Saturday, March 28, 2009

Dow in 2010

Reread an old OID from July 31, '00 in which Jeremy Grantham summed up his four-year study of 200 years of bubbles in 38 different markets in various countries __stocks, bonds, commodities, real estate. Said every bubble, without exception, gave up 100% of its gains in the bubble period. Now, he was kind of vague on defining how he measured when a bubble started.

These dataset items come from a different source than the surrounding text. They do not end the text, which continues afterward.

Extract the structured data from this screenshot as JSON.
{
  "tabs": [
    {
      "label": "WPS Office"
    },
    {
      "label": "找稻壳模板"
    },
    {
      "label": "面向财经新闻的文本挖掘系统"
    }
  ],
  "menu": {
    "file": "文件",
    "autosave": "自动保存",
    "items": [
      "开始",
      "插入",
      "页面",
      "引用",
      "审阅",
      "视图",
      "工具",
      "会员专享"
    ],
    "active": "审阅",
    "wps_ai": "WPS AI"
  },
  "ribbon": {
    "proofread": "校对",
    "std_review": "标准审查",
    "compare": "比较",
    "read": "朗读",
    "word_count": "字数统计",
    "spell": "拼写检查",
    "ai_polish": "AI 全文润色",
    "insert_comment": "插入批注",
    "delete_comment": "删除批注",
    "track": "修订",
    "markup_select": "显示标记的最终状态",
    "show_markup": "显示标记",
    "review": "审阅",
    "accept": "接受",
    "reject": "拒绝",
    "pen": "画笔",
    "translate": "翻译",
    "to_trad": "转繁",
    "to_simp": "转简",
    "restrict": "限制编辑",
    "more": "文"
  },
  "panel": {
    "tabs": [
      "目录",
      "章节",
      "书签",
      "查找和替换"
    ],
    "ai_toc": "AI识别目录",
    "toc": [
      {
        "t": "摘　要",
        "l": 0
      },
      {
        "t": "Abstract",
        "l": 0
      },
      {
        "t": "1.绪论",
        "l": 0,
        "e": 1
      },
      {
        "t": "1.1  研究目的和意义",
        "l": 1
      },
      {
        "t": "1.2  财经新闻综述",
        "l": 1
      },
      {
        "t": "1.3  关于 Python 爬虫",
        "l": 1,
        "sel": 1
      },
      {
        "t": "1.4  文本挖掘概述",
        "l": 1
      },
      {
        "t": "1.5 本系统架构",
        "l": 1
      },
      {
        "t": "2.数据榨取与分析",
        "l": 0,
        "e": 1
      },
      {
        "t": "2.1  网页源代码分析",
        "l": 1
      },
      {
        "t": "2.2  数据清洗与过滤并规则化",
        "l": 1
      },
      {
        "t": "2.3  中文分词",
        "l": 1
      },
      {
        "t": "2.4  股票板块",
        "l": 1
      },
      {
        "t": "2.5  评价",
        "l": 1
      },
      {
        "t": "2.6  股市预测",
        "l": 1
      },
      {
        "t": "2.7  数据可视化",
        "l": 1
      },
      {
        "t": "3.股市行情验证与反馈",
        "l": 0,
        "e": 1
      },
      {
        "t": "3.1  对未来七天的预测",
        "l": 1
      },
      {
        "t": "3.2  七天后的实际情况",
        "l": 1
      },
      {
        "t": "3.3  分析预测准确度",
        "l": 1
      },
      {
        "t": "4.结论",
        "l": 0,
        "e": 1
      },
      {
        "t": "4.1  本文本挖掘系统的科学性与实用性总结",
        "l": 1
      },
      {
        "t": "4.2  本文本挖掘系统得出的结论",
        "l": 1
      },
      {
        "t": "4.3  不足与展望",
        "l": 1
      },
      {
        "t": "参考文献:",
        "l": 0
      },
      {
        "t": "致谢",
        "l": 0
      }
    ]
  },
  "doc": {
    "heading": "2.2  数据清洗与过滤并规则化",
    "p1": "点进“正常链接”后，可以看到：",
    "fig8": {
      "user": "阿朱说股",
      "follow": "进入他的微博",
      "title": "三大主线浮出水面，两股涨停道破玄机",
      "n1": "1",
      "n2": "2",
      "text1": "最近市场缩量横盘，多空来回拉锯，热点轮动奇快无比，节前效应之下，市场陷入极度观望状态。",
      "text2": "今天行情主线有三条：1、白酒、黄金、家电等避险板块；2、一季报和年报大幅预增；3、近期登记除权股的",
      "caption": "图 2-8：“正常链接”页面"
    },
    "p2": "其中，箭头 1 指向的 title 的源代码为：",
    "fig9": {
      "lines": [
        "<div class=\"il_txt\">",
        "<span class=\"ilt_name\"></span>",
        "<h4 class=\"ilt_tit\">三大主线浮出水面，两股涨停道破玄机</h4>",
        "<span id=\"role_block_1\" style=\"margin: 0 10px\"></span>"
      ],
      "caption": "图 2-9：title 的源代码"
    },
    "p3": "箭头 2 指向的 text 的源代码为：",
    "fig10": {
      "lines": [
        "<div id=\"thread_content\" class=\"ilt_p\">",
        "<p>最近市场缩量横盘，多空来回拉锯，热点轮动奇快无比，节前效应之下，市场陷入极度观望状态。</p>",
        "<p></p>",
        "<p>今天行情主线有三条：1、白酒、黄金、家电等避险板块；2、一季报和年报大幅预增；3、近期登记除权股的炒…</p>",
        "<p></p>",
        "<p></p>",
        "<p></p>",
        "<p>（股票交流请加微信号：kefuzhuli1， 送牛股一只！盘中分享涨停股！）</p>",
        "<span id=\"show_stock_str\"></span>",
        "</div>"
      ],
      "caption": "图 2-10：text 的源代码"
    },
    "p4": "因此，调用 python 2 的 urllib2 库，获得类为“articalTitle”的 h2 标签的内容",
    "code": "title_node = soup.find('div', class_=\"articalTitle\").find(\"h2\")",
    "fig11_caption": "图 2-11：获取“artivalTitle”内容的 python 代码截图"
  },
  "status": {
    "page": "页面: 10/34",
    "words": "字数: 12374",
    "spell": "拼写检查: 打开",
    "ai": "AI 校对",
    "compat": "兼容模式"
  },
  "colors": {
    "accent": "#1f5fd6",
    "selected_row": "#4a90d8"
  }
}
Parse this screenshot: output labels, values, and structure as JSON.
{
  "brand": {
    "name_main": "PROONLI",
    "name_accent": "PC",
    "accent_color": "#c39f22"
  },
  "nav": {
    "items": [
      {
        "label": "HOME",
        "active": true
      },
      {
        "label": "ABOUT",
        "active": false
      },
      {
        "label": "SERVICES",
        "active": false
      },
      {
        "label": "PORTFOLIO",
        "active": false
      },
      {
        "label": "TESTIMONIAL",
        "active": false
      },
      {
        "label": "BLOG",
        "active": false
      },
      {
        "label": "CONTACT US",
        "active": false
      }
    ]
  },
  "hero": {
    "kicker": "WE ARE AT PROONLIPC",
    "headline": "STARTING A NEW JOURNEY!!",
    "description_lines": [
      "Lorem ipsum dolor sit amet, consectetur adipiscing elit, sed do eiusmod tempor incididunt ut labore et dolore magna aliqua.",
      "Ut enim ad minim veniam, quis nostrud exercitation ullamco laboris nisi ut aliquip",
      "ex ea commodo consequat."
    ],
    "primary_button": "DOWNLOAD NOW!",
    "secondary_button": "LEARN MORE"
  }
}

The point of interest to me. He tried to figure out where the S&P 500 would be in 2010 with mildly generous assumptions, rather than crazy bubble assumptions (p/e = 32 when he wrote). "We assume a P/E of 17 1/2 (up from the historical average of 14) and a profit margin of 6% (up from the actual historical average of 5.5%). Incidentally we assumed annual sales growth of 4% per year, although we actually believe the figure will be closer to 2%, The long-term trend has been only 1.8%. We're putting in 4% only because our clients can't stand anything less...The return contribution from the yield is 2.2% per year...It gets me to a total return of a negative 1.9%...If I assume 2% sales growth instead, I arrive at an estimated return of neagtive 3.9% per year. That starts to get more like it __closer to reality."

Later, he gives a more negative, but far from crazy, scenario. P/E = 12.6. Profit margin 5.2. Sales growth 1.6. Dow in 2010 = 3,600.

Jeremy also said that for the S&P and Nasdung to trade at fair value the S&P would have to go down -53% and the Nasdaq -70%. Pretty close.

What to buy in '00? Real estate. (Also, timber, inflation-protected bonds, emerging equity and debt.)

Interesting.

"Were we to return to the figures that prevailed in 1982 __perish the thought__ Dow = 1,450."

Grantham never specifically says, but I assume his starting point is the S&P level on 1/1/00 = 1469.25. If so, the S&P is down -35.6%. Or about -4.9% CAGR. Or is that Compound Annual Shrink Rate. Throw in even 2-3% inflation and real returns the last 8 3/4 yrs have been awful. Pretty close reckoning, JG.